Even with the success of last year’s wildflower planting efforts, bee populations across North America remain unstable and there’s more to be done. And without healthy, vibrant bee colonies, one out of every three bites of food is in danger of disappearing. Food crops from fruits to nuts to coffee rely on the pollinating assistance bees provide as they go about their work.
“The fruits and vegetables we all depend upon for good nutrition are in jeopardy if we don’t maintain healthy, stable bee populations,” said renowned bee expert Marla Spivak, professor of Entomology at the University of Minnesota. “Planting wildflowers is a simple but tremendously important way in which Canadians can help preserve and grow the natural habitat bees need for survival.”
The Ontario government has expressed its support of bringbackthebees.ca, acknowledging the beneficial effects of the wildflower planting initiative in Ontario’s Pollinator Health Action Plan.

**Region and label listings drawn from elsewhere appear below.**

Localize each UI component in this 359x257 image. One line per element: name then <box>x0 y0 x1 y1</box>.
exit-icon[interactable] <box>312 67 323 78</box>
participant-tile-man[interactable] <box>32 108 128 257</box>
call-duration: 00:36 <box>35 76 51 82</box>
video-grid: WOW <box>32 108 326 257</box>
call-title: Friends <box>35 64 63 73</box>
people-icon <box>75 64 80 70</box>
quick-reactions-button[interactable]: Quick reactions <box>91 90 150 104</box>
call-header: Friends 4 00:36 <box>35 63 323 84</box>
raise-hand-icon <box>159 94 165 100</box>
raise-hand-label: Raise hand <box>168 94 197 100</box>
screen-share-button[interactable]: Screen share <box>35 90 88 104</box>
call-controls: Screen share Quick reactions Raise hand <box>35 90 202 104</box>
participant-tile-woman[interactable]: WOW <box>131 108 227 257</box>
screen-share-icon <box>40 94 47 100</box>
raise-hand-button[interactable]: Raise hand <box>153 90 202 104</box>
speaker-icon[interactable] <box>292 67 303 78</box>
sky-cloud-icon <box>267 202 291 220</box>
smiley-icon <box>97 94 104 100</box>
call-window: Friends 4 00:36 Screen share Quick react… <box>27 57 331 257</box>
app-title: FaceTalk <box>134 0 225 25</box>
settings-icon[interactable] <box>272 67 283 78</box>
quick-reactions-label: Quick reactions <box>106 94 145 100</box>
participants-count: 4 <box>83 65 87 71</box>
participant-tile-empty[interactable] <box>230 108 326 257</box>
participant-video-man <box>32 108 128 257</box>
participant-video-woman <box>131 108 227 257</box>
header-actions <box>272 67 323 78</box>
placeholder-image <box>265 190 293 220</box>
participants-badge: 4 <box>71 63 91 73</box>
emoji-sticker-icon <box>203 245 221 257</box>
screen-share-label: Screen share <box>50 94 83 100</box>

“Ontario is committed to protecting pollinators. We have made strides in protecting these vital species, including honey bees, but we all have more to do. General Mills is bringing awareness to this issue and encouraging simple actions such as planting pollinator-friendly habitats, which can do a lot to help support pollinator populations,” said Glen Murray, Ontario Minister of the Environment and Climate Change.
Once again, Canadians can get their wildflower seeds free of charge through www.bringbackthebees.ca. To help promote the call to action, Honey Nut Cheerios has once again removed its beloved mascot, Buzz the Bee, from its cereal packages for a limited time.
A special focus is also being placed on kids in this year’s Bring Back The Bees campaign. “Last year, kids wanted to help so much that they wrote letters, made videos, and some even sent in their piggy bank savings hoping it would help the bees,” said 14-year-old eco-activist and Bring Back The Bees Youth Ambassador, Hannah Alper. “I’m excited to lend my voice to this year’s campaign and help tell kids how easy it is to make a big difference by planting wildflowers outside their homes. We’re really hoping that if the next generation of Canadians grow up caring about and helping the bees, it will make all the difference.”
To amplify the call for Canadians to plant wildflowers and help Bring Back The Bees, General Mills and Honey Nut Cheerios will be opening an experiential pop-up activation in downtown Toronto. It will offer consumers a glimpse at the grocery store of the future in a world where we fail to act – where we fail to support the robust return of our bee population, and the irreplaceable role they play in providing our farmers and our families with the food upon which we all rely.